The summation being preformed on the Ti 89. The actual summation was preformed earlier. I just wanted to show the symbolic value of (n) in both calculations. All I need to do is drop the summation sign to the actual calculation and, fill in the term value (k), for each binomial coefficient.
This is the zero th term. x^6, when k=0. Notice how easy the calculations will be. All I'm doing is adding 1 to the value of k.
This is the first term or, first coefficient 6*x^5*y, when k=1.
Solution so far = x^6+6*x^5*y
This is the 2nd term or, 2nd coefficient 15*x^4*y^2, when k=2.
Solution so far = x^6+6*x^5*y+15*x^4*y^2
This is the 3rd term or, 3rd coefficient 20*x^3*y^3, when k=3.
Solution so far = x^6+6*x^5*y+15*x^4*y^2+20*x^3*y^3
This is the 4th term or, 4th coefficient 15*x^2*y^4, when k=4.
Solution so far = x^6+6*x^5*y+15*x^4*y^2+20*x^3*y^3+15*x^2*y^4
This is the 5th term or, 5th coefficient 6*x*y^5, when k=5.

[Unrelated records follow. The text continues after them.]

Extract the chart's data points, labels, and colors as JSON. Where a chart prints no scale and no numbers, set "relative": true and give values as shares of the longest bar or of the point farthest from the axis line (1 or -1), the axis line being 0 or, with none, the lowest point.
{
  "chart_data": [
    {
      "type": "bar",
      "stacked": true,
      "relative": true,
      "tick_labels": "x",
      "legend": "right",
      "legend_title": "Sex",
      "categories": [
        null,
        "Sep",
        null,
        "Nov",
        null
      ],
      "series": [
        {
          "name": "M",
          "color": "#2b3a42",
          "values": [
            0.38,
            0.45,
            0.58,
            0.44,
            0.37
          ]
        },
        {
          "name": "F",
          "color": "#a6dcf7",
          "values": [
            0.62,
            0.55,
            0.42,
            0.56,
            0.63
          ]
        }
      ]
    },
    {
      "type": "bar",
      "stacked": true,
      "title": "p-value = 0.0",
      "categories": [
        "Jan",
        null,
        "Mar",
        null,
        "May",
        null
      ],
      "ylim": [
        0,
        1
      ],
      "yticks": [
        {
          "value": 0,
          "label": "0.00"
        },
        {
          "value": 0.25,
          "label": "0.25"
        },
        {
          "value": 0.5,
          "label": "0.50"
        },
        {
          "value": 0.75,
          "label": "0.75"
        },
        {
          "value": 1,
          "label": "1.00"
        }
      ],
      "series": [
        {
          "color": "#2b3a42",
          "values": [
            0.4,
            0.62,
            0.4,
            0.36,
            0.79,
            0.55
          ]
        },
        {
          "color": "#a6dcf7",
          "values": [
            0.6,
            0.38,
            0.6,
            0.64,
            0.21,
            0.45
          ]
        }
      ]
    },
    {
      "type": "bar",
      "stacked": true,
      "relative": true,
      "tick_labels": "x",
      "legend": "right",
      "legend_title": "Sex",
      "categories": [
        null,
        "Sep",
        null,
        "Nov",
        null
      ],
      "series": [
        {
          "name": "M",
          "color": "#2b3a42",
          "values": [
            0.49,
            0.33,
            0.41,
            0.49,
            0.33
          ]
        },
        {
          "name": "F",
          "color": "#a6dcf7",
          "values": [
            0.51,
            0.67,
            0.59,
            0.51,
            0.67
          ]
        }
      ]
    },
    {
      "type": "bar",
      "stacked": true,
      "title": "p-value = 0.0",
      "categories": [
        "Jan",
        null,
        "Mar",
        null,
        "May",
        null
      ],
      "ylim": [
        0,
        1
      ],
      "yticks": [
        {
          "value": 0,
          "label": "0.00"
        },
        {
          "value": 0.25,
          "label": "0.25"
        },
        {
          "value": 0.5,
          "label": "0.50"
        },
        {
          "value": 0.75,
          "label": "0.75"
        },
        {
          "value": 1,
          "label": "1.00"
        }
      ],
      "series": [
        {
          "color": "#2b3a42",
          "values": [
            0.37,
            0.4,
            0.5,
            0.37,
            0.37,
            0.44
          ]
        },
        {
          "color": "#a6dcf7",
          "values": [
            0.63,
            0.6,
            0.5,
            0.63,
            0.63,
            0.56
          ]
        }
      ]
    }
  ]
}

Solution so far = x^6+6*x^5*y+15*x^4*y^2+20*x^3*y^3+15*x^2*y^4+6*x*y^5
This is the 6th term or, 6th coefficient y^6, when k=6.
Solution so far = x^6+6*x^5*y+15*x^4*y^2+20*x^3*y^3+15*x^2*y^4+6*x*y^5+y^6
Putting the coefficients together was equal or, the same as for when I used the expand command on the Ti 89.